¿Cuáles son las bases estructurales y de diseño de los brazos de carga de amoníaco?
La estructura y el diseño de los brazos de carga de amoníaco se basan en los siguientes principios y estándares clave:
Selección de materiales:
Materiales de alta resistencia como acero inoxidable o acero al carbono con revestimientos protectores para resistir los efectos corrosivos del amoníaco.
Uso de sellos y juntas compatibles con amoniaco, como PTFE o Buna-N.
Estándares de diseño:
Cumplimiento de normas internacionales como ASME B31.3 (Process Piping), EN 13480 o normas ISO para sistemas presurizados.
Cumplimiento de pautas específicas para el manejo de amoníaco, como ANSI K61.1.
Tolerancia de presión y temperatura:
Diseñado para soportar alta presión (hasta 40 bar o más, según la aplicación) y bajas temperaturas (hasta -33 grados para amoníaco líquido).
Sistemas de seguridad:
Incorporación de acoplamientos de liberación de emergencia (ERC) y sistemas de seguridad para minimizar derrames en caso de desconexión accidental.
Equipado con dispositivos de alivio de presión para manejar escenarios de sobrepresión.
Flexibilidad operativa:
Giratorios y articulaciones para un movimiento suave y una fácil alineación durante la carga/descarga.

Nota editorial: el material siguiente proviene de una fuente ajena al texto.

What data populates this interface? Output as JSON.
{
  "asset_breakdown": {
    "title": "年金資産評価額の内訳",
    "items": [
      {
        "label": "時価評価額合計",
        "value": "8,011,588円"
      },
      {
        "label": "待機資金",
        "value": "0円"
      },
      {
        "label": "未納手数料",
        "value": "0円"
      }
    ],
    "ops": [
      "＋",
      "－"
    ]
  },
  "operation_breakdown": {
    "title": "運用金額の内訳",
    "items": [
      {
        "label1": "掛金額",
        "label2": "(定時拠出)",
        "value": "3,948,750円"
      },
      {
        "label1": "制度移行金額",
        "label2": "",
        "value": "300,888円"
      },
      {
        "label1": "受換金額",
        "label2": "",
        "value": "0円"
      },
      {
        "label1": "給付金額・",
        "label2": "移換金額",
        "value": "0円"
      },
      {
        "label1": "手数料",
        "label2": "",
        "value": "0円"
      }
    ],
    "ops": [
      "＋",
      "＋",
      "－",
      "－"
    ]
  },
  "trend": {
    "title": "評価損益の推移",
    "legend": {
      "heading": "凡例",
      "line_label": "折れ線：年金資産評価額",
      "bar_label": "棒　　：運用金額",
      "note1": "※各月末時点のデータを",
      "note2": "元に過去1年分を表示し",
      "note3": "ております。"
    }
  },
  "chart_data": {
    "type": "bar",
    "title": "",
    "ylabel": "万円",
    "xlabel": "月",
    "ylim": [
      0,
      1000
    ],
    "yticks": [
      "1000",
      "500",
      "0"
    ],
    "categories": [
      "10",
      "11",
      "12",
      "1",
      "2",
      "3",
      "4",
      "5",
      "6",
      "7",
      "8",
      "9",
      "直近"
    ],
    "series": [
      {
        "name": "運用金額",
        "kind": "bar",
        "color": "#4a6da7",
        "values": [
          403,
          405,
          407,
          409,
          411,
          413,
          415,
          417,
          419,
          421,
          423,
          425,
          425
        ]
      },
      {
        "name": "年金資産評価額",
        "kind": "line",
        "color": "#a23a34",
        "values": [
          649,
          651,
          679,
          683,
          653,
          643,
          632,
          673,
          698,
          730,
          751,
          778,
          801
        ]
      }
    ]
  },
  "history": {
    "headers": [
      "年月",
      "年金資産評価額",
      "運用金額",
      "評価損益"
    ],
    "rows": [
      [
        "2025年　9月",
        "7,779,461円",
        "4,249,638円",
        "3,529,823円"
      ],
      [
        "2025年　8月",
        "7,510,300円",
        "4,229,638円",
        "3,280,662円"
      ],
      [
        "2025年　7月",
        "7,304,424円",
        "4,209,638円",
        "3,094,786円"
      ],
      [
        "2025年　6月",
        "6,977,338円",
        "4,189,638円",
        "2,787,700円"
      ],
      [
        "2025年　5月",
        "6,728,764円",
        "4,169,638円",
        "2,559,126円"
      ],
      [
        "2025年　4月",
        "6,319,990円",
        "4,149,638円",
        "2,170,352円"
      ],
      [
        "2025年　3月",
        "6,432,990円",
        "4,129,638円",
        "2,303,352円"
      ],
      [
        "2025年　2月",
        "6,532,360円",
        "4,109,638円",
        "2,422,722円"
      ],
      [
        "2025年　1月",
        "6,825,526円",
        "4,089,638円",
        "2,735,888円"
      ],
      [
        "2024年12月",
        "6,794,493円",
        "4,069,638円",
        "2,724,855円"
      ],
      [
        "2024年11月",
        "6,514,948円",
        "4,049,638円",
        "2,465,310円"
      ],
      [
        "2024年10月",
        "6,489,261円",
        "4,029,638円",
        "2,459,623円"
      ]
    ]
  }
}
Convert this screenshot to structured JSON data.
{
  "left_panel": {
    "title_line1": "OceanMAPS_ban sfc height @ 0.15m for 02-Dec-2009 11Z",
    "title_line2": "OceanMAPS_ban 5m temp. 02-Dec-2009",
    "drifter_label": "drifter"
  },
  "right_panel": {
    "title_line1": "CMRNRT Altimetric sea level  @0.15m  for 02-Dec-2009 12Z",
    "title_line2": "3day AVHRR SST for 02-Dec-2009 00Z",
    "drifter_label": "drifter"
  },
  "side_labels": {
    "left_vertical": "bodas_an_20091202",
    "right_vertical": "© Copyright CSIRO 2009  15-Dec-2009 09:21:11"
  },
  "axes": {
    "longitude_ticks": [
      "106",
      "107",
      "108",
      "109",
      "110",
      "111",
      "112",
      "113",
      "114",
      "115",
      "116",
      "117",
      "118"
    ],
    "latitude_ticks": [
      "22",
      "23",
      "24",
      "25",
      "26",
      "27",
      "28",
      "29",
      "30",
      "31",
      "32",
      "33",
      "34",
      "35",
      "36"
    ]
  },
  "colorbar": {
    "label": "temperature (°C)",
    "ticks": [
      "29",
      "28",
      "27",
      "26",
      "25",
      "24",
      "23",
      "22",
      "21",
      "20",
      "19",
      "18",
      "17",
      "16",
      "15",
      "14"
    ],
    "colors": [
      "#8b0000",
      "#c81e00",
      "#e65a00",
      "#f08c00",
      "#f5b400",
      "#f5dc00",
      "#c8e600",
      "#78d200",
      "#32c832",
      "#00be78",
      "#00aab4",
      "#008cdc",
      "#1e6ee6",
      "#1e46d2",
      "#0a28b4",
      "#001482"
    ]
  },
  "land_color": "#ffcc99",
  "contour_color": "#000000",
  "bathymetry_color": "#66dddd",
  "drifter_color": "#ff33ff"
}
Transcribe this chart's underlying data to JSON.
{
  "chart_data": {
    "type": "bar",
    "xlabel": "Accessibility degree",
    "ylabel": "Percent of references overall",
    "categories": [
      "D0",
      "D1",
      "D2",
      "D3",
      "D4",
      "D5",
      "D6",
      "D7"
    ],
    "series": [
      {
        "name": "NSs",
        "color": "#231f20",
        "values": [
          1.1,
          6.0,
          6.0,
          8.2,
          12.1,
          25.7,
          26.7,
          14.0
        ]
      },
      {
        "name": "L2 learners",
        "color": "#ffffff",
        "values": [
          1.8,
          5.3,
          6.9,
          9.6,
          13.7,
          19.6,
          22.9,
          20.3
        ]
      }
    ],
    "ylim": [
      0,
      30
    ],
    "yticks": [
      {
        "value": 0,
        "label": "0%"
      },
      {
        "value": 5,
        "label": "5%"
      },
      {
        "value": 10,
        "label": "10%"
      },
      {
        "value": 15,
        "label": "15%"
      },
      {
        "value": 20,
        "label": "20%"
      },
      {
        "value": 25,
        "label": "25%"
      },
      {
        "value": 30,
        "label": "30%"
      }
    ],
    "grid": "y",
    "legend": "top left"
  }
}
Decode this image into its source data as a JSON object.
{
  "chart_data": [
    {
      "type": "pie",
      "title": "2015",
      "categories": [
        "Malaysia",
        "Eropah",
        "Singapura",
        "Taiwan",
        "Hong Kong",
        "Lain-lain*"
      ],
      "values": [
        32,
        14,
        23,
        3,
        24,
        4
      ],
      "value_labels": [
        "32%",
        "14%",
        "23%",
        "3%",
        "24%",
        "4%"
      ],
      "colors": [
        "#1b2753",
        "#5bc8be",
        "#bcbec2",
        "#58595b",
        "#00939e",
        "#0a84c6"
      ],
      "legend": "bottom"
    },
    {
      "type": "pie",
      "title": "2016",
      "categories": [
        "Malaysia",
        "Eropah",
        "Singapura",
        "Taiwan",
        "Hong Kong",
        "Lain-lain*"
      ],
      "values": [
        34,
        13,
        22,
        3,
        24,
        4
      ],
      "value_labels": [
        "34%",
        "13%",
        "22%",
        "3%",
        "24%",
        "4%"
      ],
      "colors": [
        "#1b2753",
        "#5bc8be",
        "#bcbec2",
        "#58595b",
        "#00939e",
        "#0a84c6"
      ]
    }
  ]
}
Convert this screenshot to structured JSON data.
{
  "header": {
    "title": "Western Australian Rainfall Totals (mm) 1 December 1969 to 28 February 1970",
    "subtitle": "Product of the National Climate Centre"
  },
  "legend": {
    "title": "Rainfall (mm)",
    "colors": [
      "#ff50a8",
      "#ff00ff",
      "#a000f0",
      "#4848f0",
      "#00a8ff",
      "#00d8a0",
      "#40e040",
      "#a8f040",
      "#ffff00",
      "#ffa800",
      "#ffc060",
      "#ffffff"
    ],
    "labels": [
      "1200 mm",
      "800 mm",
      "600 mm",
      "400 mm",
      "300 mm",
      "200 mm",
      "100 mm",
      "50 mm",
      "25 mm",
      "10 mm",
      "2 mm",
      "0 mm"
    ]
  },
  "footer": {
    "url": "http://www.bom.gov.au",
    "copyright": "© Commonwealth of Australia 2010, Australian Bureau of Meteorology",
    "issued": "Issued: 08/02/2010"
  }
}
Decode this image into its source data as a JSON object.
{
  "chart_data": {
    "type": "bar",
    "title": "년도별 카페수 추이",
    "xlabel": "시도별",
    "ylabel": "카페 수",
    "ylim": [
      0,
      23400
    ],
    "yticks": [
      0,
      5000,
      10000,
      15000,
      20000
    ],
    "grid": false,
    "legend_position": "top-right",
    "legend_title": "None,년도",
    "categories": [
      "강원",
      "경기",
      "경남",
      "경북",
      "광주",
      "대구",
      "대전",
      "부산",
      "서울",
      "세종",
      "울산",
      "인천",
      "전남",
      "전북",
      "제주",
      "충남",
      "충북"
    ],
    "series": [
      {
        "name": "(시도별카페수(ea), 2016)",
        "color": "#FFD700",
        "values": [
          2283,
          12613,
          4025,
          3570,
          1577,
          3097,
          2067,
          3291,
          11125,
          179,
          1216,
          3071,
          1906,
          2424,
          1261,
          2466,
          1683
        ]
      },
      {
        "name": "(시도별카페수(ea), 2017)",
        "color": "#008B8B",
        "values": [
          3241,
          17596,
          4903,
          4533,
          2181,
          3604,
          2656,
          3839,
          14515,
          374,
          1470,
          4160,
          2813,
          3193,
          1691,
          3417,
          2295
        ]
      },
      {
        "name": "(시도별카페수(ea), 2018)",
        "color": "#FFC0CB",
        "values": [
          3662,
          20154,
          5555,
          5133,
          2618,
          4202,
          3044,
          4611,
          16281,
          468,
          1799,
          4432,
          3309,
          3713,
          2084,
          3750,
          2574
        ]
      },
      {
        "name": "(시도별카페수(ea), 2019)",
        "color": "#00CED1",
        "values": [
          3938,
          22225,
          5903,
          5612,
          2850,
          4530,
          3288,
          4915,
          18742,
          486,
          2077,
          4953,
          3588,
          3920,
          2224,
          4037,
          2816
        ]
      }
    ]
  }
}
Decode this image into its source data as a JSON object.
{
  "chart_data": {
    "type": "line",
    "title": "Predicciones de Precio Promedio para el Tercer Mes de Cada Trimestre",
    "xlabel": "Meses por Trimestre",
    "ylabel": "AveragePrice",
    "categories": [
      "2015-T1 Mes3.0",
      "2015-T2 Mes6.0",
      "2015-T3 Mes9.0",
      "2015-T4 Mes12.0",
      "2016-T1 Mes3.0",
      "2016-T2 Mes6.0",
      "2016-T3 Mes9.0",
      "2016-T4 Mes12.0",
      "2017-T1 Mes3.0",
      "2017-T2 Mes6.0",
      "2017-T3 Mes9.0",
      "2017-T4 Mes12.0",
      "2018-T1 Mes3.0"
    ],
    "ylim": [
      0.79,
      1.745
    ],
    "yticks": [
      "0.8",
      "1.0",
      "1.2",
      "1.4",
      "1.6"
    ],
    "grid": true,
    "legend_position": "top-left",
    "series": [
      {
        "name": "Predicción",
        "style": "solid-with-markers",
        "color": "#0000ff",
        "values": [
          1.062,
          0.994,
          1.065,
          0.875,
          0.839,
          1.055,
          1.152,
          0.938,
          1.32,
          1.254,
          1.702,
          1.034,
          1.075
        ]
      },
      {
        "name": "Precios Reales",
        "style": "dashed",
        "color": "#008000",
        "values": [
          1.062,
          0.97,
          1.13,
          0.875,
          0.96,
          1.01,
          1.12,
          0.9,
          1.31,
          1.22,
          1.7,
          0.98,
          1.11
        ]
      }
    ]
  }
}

Diseño ergonómico para seguridad y comodidad del operador.
Pruebas y Certificación:
Pruebas de presión hidrostática y neumática.
Pruebas de fugas con amoníaco o gas inerte para garantizar la integridad del sistema.
Protección contra la corrosión:
Revestimientos internos o revestimientos externos para prolongar la vida útil del brazo de carga en entornos hostiles.